You're not stuck in some evil country. You have Mozilla. If you want to improve it, you can submit code to it. Or start a new browser project by rounding up a dozen friends who feel the same way you do and going for it. If you're not a software engineer, you can be an evangelist who inspires software engineers. What is stopping you from working towards your own ideals?
> Or start a new browser project by rounding up a dozen friends who feel the same way you do and going for it.

You severely underestimate how much work needs to be done to create a new web browser.

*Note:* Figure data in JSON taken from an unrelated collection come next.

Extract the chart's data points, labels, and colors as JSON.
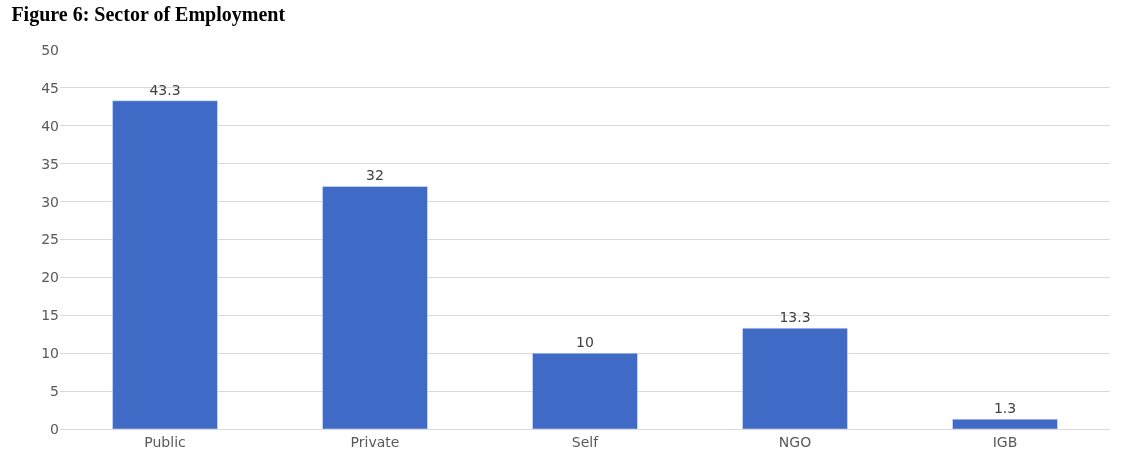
{
  "chart_data": {
    "type": "bar",
    "title": "Figure 6: Sector of Employment",
    "categories": [
      "Public",
      "Private",
      "Self",
      "NGO",
      "IGB"
    ],
    "values": [
      43.3,
      32,
      10,
      13.3,
      1.3
    ],
    "color": "#3f6bc6",
    "ylim": [
      0,
      50
    ],
    "yticks": [
      0,
      5,
      10,
      15,
      20,
      25,
      30,
      35,
      40,
      45,
      50
    ],
    "grid": "y",
    "data_labels": true
  }
}
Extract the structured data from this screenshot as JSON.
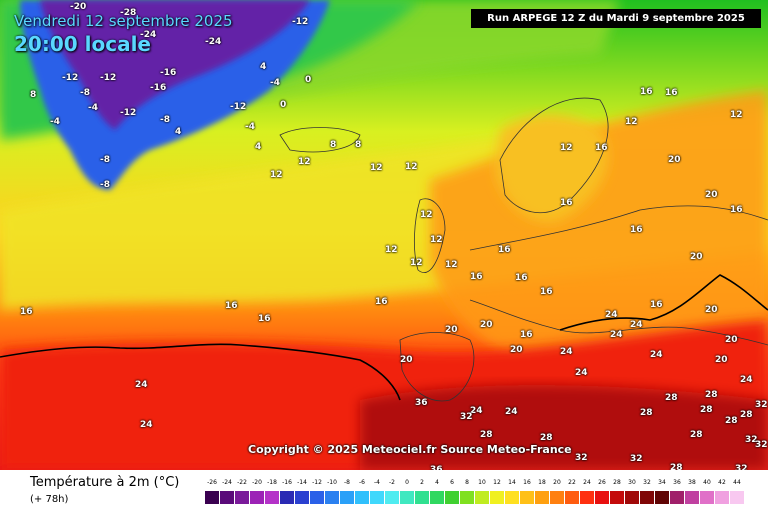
{
  "header": {
    "date": "Vendredi 12 septembre 2025",
    "time": "20:00 locale",
    "run": "Run ARPEGE 12 Z du Mardi 9 septembre 2025"
  },
  "copyright": "Copyright © 2025 Meteociel.fr Source Meteo-France",
  "legend": {
    "title": "Température à 2m (°C)",
    "subtitle": "(+ 78h)",
    "ticks": [
      "-26",
      "-24",
      "-22",
      "-20",
      "-18",
      "-16",
      "-14",
      "-12",
      "-10",
      "-8",
      "-6",
      "-4",
      "-2",
      "0",
      "2",
      "4",
      "6",
      "8",
      "10",
      "12",
      "14",
      "16",
      "18",
      "20",
      "22",
      "24",
      "26",
      "28",
      "30",
      "32",
      "34",
      "36",
      "38",
      "40",
      "42",
      "44"
    ],
    "colors": [
      "#3a0050",
      "#5a0a7a",
      "#7a1a9a",
      "#9c22b6",
      "#b432c8",
      "#2a2ab4",
      "#2a40d0",
      "#2a60e8",
      "#2a80f0",
      "#2aa0f8",
      "#30c0fc",
      "#40d8fc",
      "#50ecf0",
      "#40e8c0",
      "#30e090",
      "#30d860",
      "#40d030",
      "#80e020",
      "#c0ec20",
      "#f0f020",
      "#ffe020",
      "#ffc018",
      "#ffa010",
      "#ff8010",
      "#ff5c10",
      "#ff3010",
      "#e81010",
      "#c40a0a",
      "#a00808",
      "#800606",
      "#600404",
      "#a0206a",
      "#c040a0",
      "#e070c8",
      "#f0a0e0",
      "#f8c8f0"
    ]
  },
  "temperature_labels": [
    {
      "v": "-20"
    },
    {
      "v": "-28"
    },
    {
      "v": "-24"
    },
    {
      "v": "-24"
    },
    {
      "v": "-12"
    },
    {
      "v": "-16"
    },
    {
      "v": "-12"
    },
    {
      "v": "-12"
    },
    {
      "v": "-8"
    },
    {
      "v": "-4"
    },
    {
      "v": "-8"
    },
    {
      "v": "-8"
    },
    {
      "v": "-16"
    },
    {
      "v": "-12"
    },
    {
      "v": "-8"
    },
    {
      "v": "-4"
    },
    {
      "v": "-12"
    },
    {
      "v": "-4"
    },
    {
      "v": "-4"
    },
    {
      "v": "4"
    },
    {
      "v": "0"
    },
    {
      "v": "0"
    },
    {
      "v": "4"
    },
    {
      "v": "4"
    },
    {
      "v": "8"
    },
    {
      "v": "8"
    },
    {
      "v": "8"
    },
    {
      "v": "12"
    },
    {
      "v": "12"
    },
    {
      "v": "12"
    },
    {
      "v": "12"
    },
    {
      "v": "12"
    },
    {
      "v": "16"
    },
    {
      "v": "16"
    },
    {
      "v": "16"
    },
    {
      "v": "16"
    },
    {
      "v": "12"
    },
    {
      "v": "12"
    },
    {
      "v": "12"
    },
    {
      "v": "12"
    },
    {
      "v": "16"
    },
    {
      "v": "16"
    },
    {
      "v": "16"
    },
    {
      "v": "16"
    },
    {
      "v": "20"
    },
    {
      "v": "20"
    },
    {
      "v": "16"
    },
    {
      "v": "16"
    },
    {
      "v": "20"
    },
    {
      "v": "24"
    },
    {
      "v": "20"
    },
    {
      "v": "24"
    },
    {
      "v": "24"
    },
    {
      "v": "24"
    },
    {
      "v": "24"
    },
    {
      "v": "24"
    },
    {
      "v": "24"
    },
    {
      "v": "28"
    },
    {
      "v": "28"
    },
    {
      "v": "28"
    },
    {
      "v": "28"
    },
    {
      "v": "32"
    },
    {
      "v": "32"
    },
    {
      "v": "36"
    },
    {
      "v": "36"
    },
    {
      "v": "32"
    },
    {
      "v": "28"
    },
    {
      "v": "28"
    },
    {
      "v": "28"
    },
    {
      "v": "32"
    },
    {
      "v": "32"
    },
    {
      "v": "28"
    },
    {
      "v": "20"
    },
    {
      "v": "16"
    },
    {
      "v": "12"
    },
    {
      "v": "12"
    },
    {
      "v": "16"
    },
    {
      "v": "16"
    },
    {
      "v": "20"
    },
    {
      "v": "20"
    },
    {
      "v": "20"
    },
    {
      "v": "24"
    },
    {
      "v": "24"
    },
    {
      "v": "24"
    },
    {
      "v": "12"
    },
    {
      "v": "16"
    },
    {
      "v": "20"
    },
    {
      "v": "16"
    },
    {
      "v": "16"
    },
    {
      "v": "20"
    },
    {
      "v": "24"
    },
    {
      "v": "28"
    },
    {
      "v": "28"
    },
    {
      "v": "32"
    },
    {
      "v": "32"
    }
  ]
}
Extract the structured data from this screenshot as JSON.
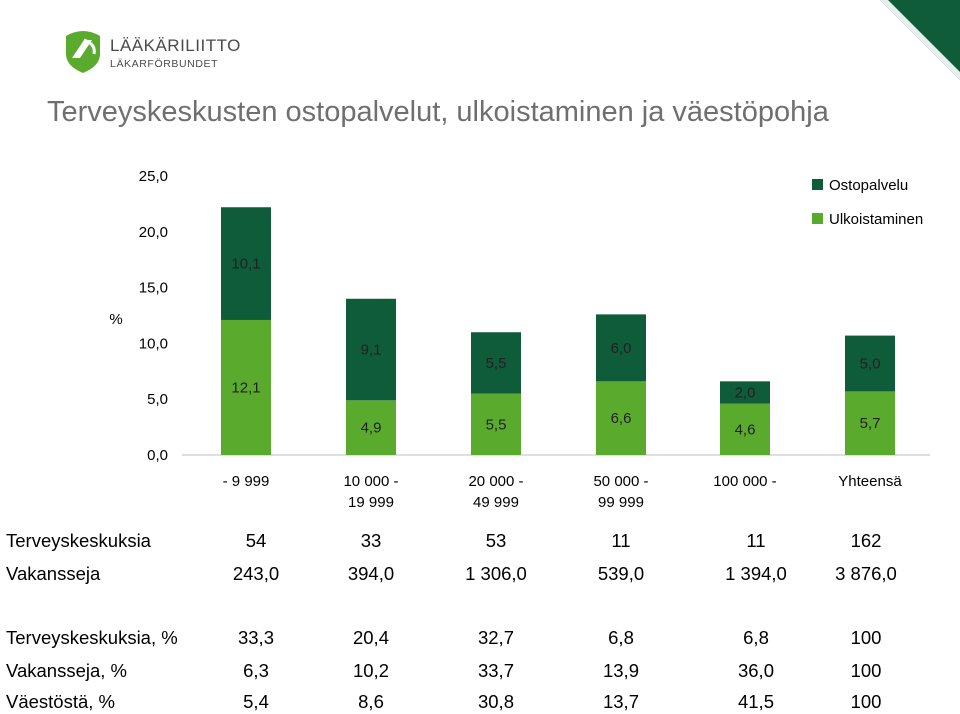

And even if you could do it, it's not a given that you can make a good one.

In fact, I believe making a good browser is impossible because the web is fundamentally broken. The standards require your browser to be crap. The browser is no longer a user agent, it's a server agent, and trying to block & work around antifeatures is akin to writing an antivirus program that somehow detects and blocks malicious code without breaking the rest of the program. You can try, but it's a ridiculous never-ending cat and mouse game and if you don't keep up, you just end up "breaking the web" without actually making any part of it good.

I know the code that I and my team contributed to Mozilla was only some trivial part of the whole beast, but for us it was drawn from years of work.

And that’s the whole point.

Mozilla has made a browser. So has google. Why make them out to be bad actors for providing something that is too big for mortals to even contemplate?